There is a demand for quantitative frazil ice size observations in order to fully model an Ice Shelf Water (ISW) plume describing the outflow of supercooled melt water from underneath ice shelves. These outflows have significant impacts on the growth of the sea ice surrounding ice shelves. Here, we develop a method to fully characterise a frazil population size distribution using acoustic techniques. Previous work in the field has thus far almost entirely been focused on frazil ice in rivers and lakes using spherical scattering in an equivalent sphere assumption, and often using only one or two acoustic frequencies. In this thesis, an oblate spheroid model is combined with a log-normal size distribution for the diameters of frazil crystals to create an analytic formula for the total scattering of a frazil population.
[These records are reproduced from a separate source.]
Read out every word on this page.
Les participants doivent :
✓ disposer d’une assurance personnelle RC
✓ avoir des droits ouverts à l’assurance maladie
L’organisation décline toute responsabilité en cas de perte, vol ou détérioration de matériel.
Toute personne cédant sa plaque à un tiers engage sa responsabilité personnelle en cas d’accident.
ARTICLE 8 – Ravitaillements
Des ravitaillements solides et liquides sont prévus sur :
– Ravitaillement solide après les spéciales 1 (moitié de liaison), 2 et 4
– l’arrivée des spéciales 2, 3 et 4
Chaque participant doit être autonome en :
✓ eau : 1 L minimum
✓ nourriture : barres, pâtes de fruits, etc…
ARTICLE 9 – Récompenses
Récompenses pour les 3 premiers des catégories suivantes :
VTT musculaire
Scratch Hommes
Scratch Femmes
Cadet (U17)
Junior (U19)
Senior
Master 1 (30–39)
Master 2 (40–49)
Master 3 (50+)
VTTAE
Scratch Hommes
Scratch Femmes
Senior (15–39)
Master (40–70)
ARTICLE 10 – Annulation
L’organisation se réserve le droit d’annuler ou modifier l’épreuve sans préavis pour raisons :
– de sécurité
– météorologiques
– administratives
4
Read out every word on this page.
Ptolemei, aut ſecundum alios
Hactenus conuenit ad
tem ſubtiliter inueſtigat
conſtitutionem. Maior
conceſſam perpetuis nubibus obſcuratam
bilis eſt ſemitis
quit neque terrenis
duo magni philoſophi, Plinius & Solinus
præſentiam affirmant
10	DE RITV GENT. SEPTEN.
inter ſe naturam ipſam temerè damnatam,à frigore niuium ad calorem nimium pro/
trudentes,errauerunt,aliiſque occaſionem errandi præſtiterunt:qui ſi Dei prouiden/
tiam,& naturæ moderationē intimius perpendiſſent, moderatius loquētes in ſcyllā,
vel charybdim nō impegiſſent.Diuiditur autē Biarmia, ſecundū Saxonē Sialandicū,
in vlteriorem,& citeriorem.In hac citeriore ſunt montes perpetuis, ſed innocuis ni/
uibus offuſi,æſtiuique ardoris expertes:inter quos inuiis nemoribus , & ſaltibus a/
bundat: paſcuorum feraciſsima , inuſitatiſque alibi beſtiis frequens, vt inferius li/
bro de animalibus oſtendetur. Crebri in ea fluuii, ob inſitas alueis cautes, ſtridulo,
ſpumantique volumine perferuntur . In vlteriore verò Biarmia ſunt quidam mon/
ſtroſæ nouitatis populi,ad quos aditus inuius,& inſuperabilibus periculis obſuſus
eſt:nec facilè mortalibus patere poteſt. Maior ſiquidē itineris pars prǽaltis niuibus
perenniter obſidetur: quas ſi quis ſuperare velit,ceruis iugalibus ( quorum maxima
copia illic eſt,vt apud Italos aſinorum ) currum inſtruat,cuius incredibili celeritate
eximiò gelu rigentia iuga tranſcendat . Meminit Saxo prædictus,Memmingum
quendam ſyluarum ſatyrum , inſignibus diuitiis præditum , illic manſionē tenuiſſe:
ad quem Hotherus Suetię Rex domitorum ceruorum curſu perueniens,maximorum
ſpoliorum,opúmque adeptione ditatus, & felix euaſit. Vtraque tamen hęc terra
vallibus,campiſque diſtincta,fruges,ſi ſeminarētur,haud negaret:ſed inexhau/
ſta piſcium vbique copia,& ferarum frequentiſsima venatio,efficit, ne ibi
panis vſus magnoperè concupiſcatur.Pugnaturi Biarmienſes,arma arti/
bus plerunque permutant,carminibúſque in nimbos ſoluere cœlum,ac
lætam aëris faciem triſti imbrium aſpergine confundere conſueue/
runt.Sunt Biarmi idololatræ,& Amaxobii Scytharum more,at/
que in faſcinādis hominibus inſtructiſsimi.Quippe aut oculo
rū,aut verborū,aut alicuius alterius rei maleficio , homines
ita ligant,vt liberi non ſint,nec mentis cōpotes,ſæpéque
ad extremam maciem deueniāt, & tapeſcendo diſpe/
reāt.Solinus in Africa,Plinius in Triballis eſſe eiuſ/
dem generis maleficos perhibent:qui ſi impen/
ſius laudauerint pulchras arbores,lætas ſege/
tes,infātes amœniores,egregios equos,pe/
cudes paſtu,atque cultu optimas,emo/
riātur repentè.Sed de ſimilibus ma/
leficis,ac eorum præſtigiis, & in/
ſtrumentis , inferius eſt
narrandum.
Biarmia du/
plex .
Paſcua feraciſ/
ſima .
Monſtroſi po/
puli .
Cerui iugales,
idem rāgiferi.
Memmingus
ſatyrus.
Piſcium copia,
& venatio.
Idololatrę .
Acoustic observations were collected across four deployments in November 2016 and November 2017 from McMurdo Sound, all of which are believed to be on the path of the northwards flowing ISW plume from the McMurdo/Ross Ice Shelf cavity. The optimisation approach was successfully applied to these four-frequency data, producing time series of believable population characteristics. A deployment from 4-9 Nov 2017 is analysed in detail, with median diameter (exp(μ)) of the population for analysed results spanning 0.16mm to 0.50mm, and number densities N of 320m^(-3) to 32 000m^(-3). The optimised spread parameter, σ, returned higher values than expected (~1.3) for one of the two favoured solutions of the optimisation process, which produces results of physical interest. These parameters correspond to frazil populations with mean diameters ranging from 0.37mm to 1.16mm with standard deviations from 0.8mm to 2.4mm. Unlike smaller equivalent sphere assumptions that cannot accurately measure larger sizes, the broad dimensions of the parameter optimisation have plausibility for the inclusion of rarer, large particles as have occasionally been qualitatively observed in photographs and videos under the sea ice in the McMurdo Sound ISW outflow. Supporting oceanographic evidence showed strong positive correlations between the fractional ice volume calculated from the optimised parameters and supercooling in the water column.